A 2020 study found that Access Now's data capture fewer false positives but more false negatives compared to expert analysis of internet shutdowns, such as V-Dem Institute's Digital Society Project, or Freedom House's Freedom on the Net. Access Now's data are more likely to miss shutdowns than captured by other methods.

==== Impact ====
1. KeepItOn data is used to measure shutdowns by a range of organizations and academic publications. The Millennium Challenge Corporation uses these data as a part of its Freedom of Information indicator on its annual scorecards, used for determining aid allocations. Access Now's reports are also used in calculating the total cost of internet shutdowns. Other articles use these data to track trends in internet censorship in various countries and regions.

==== Digital Security Helpline ====
The organization offers a 24/7 Helpline to advise victims of cyber-crime such as cyber-attacks, spyware campaigns, data theft, and other digital malfeasance, to protect civil society from digital attacks. Starting in 2009, it has offered support and direct technical advice to activists, journalists, and other human rights campaigners who are in need of digital security support, those facing cyber threats and attacks and those in need urgent support. The Digital Security Helpline was officially launched in 2013. Services include digital security guidance on topics such as how to protect against data and credential theft, and preventing targeted cyberattacks.

The Helpline has been credited with helping to build people-first digital infrastructures, and one content moderation request at a time.

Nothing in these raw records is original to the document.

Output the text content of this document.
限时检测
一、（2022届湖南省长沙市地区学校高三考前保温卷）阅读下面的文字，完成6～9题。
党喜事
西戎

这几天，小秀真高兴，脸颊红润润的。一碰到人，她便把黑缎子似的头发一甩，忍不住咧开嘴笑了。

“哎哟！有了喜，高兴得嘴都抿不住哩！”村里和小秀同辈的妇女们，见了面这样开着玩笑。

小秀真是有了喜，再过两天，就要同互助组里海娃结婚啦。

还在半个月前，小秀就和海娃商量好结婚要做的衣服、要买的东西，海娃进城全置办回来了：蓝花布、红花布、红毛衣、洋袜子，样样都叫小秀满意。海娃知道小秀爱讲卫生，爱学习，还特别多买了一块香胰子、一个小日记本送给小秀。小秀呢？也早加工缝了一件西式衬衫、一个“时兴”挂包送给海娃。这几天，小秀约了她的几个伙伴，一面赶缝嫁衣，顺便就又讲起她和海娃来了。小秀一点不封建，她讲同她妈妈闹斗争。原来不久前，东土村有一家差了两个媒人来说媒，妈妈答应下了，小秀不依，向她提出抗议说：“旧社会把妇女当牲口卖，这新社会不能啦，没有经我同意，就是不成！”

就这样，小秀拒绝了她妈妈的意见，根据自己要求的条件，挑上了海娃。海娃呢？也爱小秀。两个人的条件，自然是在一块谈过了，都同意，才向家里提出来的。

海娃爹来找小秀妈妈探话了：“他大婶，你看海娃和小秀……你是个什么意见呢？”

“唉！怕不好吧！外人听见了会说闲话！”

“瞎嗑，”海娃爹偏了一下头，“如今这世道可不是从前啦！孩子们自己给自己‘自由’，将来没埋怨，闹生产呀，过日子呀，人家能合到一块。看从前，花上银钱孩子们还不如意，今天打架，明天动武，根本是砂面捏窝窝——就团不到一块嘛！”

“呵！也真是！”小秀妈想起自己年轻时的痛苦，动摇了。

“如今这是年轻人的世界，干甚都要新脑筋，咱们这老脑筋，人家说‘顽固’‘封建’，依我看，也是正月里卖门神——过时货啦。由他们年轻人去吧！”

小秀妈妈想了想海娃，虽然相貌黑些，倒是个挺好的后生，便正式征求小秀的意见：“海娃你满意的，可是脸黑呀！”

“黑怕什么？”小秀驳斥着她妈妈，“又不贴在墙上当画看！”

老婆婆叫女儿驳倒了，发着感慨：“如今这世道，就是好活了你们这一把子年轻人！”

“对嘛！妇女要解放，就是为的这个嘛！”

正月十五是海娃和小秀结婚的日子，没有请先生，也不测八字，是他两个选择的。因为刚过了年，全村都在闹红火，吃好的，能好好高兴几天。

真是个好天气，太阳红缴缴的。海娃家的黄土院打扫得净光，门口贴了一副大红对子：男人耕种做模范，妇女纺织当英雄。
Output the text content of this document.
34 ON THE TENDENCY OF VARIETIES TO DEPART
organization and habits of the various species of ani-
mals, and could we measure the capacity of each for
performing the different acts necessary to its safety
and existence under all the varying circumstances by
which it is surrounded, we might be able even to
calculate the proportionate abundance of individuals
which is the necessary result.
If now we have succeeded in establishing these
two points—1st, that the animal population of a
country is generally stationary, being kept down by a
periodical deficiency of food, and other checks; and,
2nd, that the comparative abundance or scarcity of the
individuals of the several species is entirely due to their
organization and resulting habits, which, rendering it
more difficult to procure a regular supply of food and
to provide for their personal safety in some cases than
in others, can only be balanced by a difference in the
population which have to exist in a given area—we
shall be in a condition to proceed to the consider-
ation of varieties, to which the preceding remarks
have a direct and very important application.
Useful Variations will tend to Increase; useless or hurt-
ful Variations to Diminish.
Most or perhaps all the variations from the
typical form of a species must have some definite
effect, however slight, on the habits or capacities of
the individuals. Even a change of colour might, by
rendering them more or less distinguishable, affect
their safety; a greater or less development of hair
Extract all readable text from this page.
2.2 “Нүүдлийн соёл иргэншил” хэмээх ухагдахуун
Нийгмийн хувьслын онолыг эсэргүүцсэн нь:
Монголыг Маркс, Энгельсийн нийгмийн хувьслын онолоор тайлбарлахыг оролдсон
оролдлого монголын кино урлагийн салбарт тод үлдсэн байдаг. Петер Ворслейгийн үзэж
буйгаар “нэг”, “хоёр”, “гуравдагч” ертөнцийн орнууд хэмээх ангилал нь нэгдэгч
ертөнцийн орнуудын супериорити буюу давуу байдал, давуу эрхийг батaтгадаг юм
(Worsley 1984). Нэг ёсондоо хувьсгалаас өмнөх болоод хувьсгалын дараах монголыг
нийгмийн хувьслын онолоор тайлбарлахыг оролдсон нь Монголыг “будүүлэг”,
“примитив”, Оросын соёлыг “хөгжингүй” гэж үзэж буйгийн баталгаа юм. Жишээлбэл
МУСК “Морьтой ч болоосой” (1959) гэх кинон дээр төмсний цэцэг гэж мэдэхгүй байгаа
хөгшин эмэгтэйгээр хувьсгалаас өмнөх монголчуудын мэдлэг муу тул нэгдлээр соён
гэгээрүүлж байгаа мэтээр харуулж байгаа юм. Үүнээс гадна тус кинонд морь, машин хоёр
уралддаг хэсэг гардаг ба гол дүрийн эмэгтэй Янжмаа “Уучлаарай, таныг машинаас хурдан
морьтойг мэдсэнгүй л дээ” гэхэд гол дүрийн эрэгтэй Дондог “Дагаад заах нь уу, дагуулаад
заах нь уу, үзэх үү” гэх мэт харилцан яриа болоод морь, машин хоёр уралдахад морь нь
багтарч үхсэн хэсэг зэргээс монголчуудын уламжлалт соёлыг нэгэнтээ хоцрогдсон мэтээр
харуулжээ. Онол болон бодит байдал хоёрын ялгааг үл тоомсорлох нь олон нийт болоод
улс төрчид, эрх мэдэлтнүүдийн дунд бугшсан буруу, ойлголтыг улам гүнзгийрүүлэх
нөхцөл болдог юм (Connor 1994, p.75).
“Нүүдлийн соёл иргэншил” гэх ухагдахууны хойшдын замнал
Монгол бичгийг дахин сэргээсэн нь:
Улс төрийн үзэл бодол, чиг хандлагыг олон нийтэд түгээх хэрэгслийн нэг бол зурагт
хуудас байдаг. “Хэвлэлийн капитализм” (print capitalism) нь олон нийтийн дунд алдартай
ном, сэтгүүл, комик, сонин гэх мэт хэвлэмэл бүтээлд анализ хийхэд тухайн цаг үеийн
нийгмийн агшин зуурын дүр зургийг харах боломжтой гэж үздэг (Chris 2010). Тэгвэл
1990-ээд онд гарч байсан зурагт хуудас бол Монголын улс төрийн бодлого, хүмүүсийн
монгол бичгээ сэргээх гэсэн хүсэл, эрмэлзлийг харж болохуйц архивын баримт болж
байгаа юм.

Supporters claim that the helpline provides lessons on how to build comprehensive and sustainable digital infrastructures while protecting the digital rights of the people they serve, including CSOs, activists, and human rights defenders.

Methods using in-country volunteers to identify attacks from their own governments have been identified as posing a risk of government retribution for those reporting via the helpline and other methods.